2,5 ay olmuş ben satalı !
Gülüp geçerim elbette... Zira bu faslı kapadım aklımda. Nasıl fiyatlandırıldığı da zerre kadar umrumda değil... Üzerinde konuşmak haddime de değil.
Burada sıkıntılı olan husus fiyat veya 2,5 ay gibi bir sürede satışa konmuş olması değil, başka birşey...
Bir akademisyen olarak intihalin envai çeşidine tesadüf ettim, tespit ettim ve duydum şimdiye kadar da satış ilanında intihale ilk defa rastladım. İlan metninin büyük kısmının benim yazdığım cümlelerin kopyala yapıştır biçiminde yazılmış olması ?

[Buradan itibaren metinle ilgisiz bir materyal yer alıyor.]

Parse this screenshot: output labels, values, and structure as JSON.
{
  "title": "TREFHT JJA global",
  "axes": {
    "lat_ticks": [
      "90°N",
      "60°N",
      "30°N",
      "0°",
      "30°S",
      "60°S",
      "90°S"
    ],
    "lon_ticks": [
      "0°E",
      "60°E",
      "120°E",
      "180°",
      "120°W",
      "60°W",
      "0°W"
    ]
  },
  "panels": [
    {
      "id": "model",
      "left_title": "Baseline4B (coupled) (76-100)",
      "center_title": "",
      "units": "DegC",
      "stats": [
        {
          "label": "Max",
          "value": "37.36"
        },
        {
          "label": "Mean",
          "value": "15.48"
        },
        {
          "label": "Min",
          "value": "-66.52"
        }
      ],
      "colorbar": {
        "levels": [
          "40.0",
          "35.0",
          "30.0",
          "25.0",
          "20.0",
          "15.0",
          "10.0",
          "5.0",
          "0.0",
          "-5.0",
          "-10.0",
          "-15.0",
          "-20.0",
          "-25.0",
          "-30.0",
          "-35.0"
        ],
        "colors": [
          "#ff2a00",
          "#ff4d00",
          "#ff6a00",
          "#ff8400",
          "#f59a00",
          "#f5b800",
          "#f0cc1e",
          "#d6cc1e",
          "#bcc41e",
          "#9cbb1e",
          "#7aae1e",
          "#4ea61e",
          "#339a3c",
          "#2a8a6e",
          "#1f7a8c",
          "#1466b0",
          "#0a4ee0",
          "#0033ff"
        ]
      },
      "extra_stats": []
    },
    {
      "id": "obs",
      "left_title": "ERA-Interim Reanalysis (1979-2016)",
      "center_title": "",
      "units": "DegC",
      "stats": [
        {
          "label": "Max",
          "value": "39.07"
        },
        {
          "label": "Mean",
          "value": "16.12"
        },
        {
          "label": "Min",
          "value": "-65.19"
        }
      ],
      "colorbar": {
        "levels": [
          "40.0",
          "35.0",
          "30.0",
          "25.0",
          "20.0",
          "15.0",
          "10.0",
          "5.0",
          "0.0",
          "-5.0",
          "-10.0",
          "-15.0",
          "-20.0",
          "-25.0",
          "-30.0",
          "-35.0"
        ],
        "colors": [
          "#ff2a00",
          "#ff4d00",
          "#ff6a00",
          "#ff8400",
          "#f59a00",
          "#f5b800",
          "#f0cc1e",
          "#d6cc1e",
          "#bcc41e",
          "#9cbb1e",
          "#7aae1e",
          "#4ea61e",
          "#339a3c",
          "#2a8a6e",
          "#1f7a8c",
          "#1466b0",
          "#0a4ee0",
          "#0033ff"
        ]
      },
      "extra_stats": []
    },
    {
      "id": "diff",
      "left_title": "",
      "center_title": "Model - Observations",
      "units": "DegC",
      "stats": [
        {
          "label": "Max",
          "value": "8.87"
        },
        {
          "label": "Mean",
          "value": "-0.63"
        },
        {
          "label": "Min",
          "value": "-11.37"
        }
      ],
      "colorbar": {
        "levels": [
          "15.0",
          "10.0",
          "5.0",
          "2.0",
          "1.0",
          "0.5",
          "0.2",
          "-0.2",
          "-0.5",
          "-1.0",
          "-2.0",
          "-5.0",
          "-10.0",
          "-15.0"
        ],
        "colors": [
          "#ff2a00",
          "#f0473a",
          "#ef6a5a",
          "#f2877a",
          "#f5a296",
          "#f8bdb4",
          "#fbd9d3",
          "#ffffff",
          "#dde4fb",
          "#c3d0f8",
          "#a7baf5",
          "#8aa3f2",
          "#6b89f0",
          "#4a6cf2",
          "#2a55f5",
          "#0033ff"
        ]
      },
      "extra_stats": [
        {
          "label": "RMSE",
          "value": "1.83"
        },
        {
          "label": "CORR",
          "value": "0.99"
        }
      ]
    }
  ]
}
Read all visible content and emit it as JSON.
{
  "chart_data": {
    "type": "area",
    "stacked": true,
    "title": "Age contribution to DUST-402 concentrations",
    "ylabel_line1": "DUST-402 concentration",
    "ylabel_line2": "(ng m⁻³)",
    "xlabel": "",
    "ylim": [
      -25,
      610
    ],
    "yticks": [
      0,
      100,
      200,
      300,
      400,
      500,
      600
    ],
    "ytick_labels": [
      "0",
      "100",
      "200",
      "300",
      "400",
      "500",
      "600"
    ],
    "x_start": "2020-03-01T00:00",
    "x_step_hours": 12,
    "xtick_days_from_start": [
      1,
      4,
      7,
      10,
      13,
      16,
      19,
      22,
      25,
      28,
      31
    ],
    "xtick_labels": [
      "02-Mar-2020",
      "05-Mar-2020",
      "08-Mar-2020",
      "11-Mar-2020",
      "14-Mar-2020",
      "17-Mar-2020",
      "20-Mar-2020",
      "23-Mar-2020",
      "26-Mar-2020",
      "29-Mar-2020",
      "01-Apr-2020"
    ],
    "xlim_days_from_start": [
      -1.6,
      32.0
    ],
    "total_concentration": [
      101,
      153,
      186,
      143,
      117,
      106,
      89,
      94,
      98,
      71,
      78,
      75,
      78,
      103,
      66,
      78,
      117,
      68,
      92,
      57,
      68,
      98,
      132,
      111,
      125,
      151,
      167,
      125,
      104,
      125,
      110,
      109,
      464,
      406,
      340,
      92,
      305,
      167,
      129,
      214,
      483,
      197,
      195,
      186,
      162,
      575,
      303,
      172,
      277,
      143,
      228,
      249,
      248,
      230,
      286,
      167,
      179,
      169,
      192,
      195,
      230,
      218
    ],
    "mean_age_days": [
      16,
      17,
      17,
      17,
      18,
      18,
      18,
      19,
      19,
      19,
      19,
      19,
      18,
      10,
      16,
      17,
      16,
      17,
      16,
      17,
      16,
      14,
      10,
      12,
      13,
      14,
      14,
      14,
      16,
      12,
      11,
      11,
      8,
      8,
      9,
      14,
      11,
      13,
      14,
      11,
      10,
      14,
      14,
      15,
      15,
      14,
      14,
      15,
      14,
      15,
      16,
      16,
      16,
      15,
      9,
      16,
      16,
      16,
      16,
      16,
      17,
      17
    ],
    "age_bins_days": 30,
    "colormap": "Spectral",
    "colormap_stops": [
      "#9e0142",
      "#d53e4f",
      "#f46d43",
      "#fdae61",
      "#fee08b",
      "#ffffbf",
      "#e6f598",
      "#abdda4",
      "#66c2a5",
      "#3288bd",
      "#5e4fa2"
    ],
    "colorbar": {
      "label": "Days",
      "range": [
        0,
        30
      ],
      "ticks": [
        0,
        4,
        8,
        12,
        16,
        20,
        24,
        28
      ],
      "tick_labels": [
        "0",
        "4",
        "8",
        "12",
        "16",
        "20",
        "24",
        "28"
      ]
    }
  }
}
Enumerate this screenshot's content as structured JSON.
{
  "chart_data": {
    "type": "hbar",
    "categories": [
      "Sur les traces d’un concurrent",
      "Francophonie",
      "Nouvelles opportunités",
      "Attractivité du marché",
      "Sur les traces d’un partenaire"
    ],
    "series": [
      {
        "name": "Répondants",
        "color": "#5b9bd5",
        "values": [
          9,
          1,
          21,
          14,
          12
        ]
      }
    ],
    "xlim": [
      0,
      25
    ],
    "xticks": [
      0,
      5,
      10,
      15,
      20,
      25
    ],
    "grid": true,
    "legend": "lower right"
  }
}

Bir örnek vereyim iki gün sonra fizik 1 dersinin 6. ünitesini anlatacağım. Bunu yıllar içinde en az 10 defa anlatmışımdır, 10 defasında da farklı orjinal cümleler kurarak anlatmış, konuya bambaşka yerlerden girmişimdir. Yine aynısını yapacağım. Bunu kendime bir tür "challenge" olarak görürüm.... Kendimi bile tekrar etmek bana zor gelir yani.... Kaldı ki başkasının yazdığı cümleleri alıp aynen kullanmak... O yaşanmışlık ona aitmiş gibi... Sıkıntılı olan husus bu. Yoksa tekneler elbette ki ruhsuz cansız varlıklar. Ona ruhunu verenler bizleriz, kendi orjinalliğimizi, hikayemizi katarak yazıyoruz ilan metinlerini biraz da. Fevkalade yadırgadım bu hususu...
Neyse efendim, belli ki Nazlı Bahar bayağı bir bakımdan geçmiş. Kendi yazımın aralarına serpiştirilmiş bakım öykülerini ilgiyle okudum... Özellikle de şeyi merak ettim eski sahibi olarak, teknenin altı jelkota kadar kazındı da orada ne müşahede edildi? O yazılmamış mesela ilana... Merak ediyor insan. Neyse, alan herhalde bir sörvey yaptırmayı akıl eder...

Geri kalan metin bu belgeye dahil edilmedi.